Peptide impurities in commercial synthetic peptides and the implications for vaccine trial assessment

The US Military HIV Research Program, Rockville, MD. USA; JPT Peptide Technologies, Berlin, Germany; National Institute for Communicable Diseases, Sandringham, Johannesburg; Armed Forces Research Institute of Medical Sciences, Bangkok, Thailand; Mbeya Medical Research Programme, Mbeya, Tanzania; Department of Infectious Diseases and Tropical Medicine, University of Munich, Munich, Germany

^* To whom correspondence should be addressed. Email: jcurrier{at}hivresearch.org.

	Abstract

The advent of T cell assay methodologies amenable to high throughput coupled with the availability of large libraries of overlapping peptides has revolutionized the fields of vaccine efficacy testing and cellular immune response assessment. Since T cell assay performance is critically dependent upon the quality and specificity of the stimulating peptides, assurance of high quality and reliable input peptides is an important aspect of assay validation. Herein, we demonstrate that individual peptides from large Human Immunodeficiency Virus (HIV)-based peptide library sets obtained directly from two independent custom peptide suppliers contained contaminating peptides capable of giving false positive results, which were consistent with nominal antigen-specific CD8⁺ T cell responses.

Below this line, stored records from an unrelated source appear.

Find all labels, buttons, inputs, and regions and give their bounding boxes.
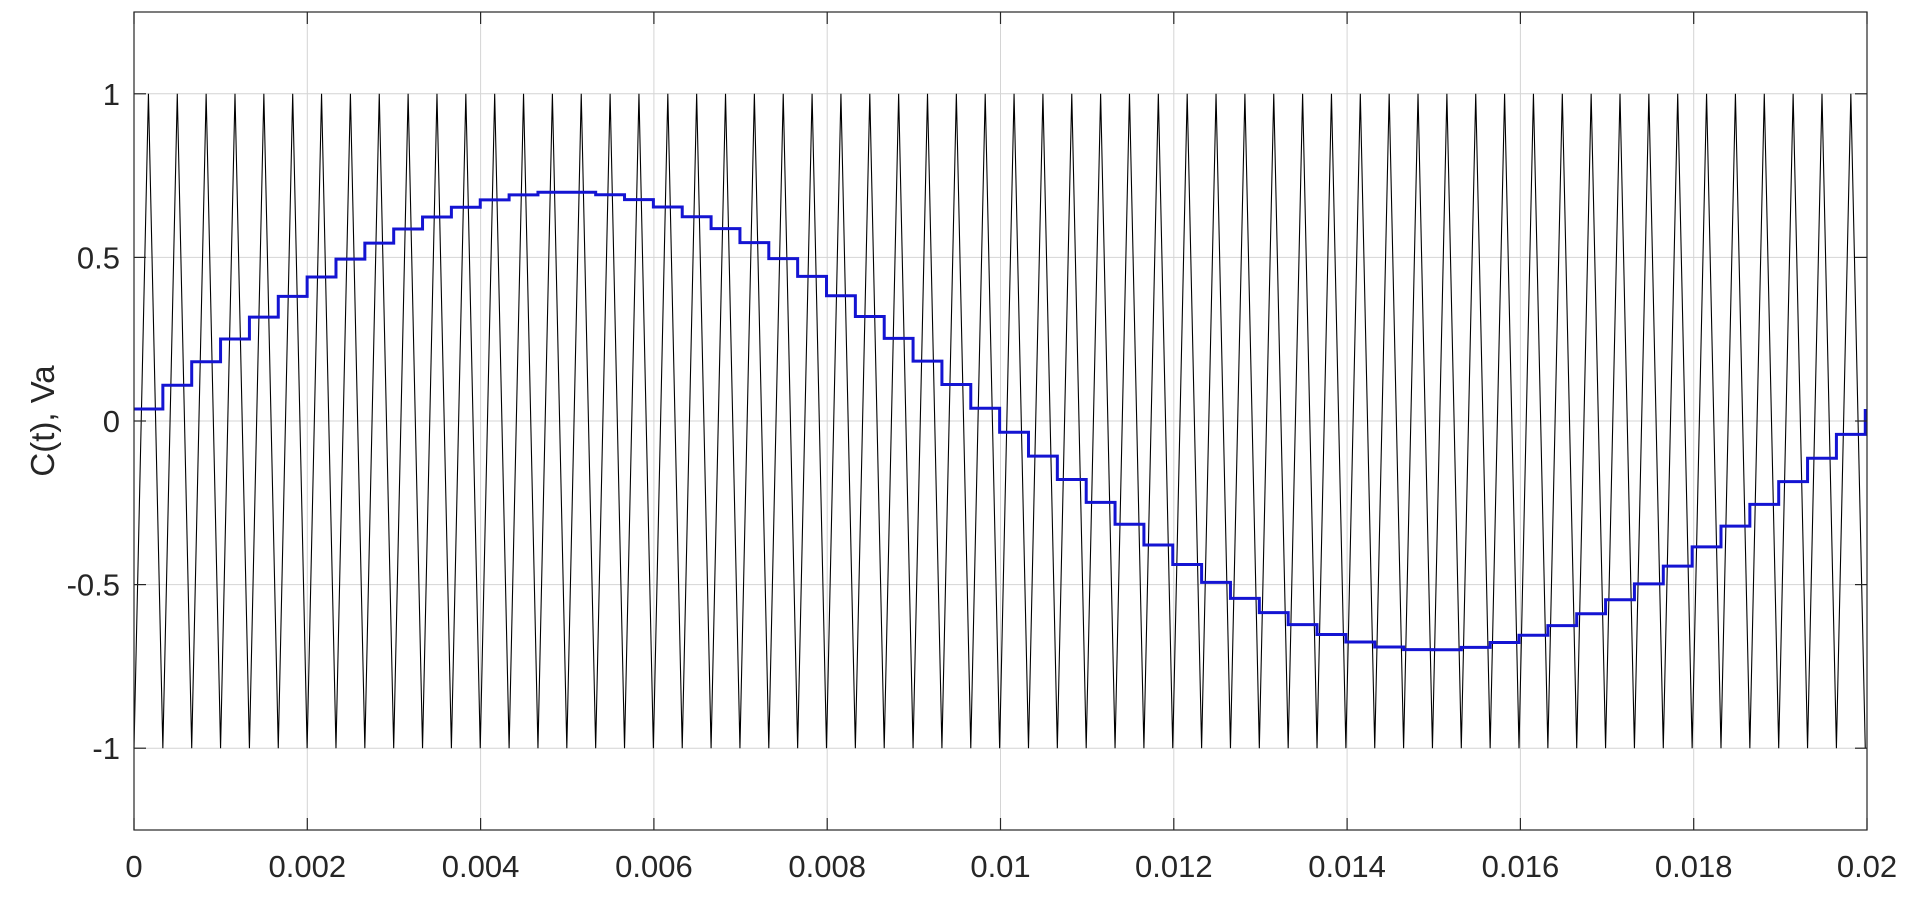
- carrier-series: [133, 93, 1866, 749]
- x-tick-label: 0.006: [615, 849, 693, 884]
- x-tick-label: 0.014: [1308, 849, 1386, 884]
- reference-series: [134, 190, 1867, 652]
- x-tick-label: 0.018: [1655, 849, 1733, 884]
- reference-line: [134, 190, 1867, 652]
- carrier-line: [133, 93, 1866, 749]
- x-tick-label: 0.012: [1135, 849, 1213, 884]
- y-tick-label: -0.5: [67, 568, 120, 603]
- x-tick-label: 0.002: [269, 849, 347, 884]
- x-tick-label: 0.01: [970, 849, 1030, 884]
- y-tick-label: 1: [103, 77, 120, 112]
- x-tick-label: 0.008: [788, 849, 866, 884]
- x-axis: 0 0.002 0.004 0.006 0.008 0.01 0.012 0.014 0.016…: [125, 12, 1897, 884]
- y-tick-label: -1: [92, 731, 120, 766]
- y-axis-label: C(t), Va: [24, 365, 61, 477]
- y-tick-label: 0: [103, 404, 120, 439]
- y-tick-label: 0.5: [77, 240, 120, 275]
- x-tick-label: 0.02: [1837, 849, 1897, 884]
- y-axis: 1 0.5 0 -0.5 -1: [67, 77, 1867, 766]
- x-tick-label: 0.004: [442, 849, 520, 884]
- x-tick-label: 0.016: [1482, 849, 1560, 884]
- x-tick-label: 0: [125, 849, 142, 884]
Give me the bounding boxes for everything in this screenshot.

In depth investigation of the cellular response in terms of responding CD8⁺ T cell frequency and Human Leukocyte Antigen (HLA)-restriction led to the conclusion that one set of HIV-1-derived peptides was contaminated with a peptide from Human Cytomegalovirus (HCMV), which is commonly used in cellular immunology research applications. Analytical characterization of the original stock of the suspect HIV-1 peptide confirmed the presence of 1% by weight of the HCMV peptide. These observations have critical implications for quality assurance (QA) and quality control (QC) of peptides used in clinical trials where cellular immune-based assays are important end-point determinants. We propose a simple schema of biological QA/QC protocols to augment the standard biochemical QA/QC analyses as a means to circumvent this, and other problems, which can affect cellular immune-based assay outcome and interpretation.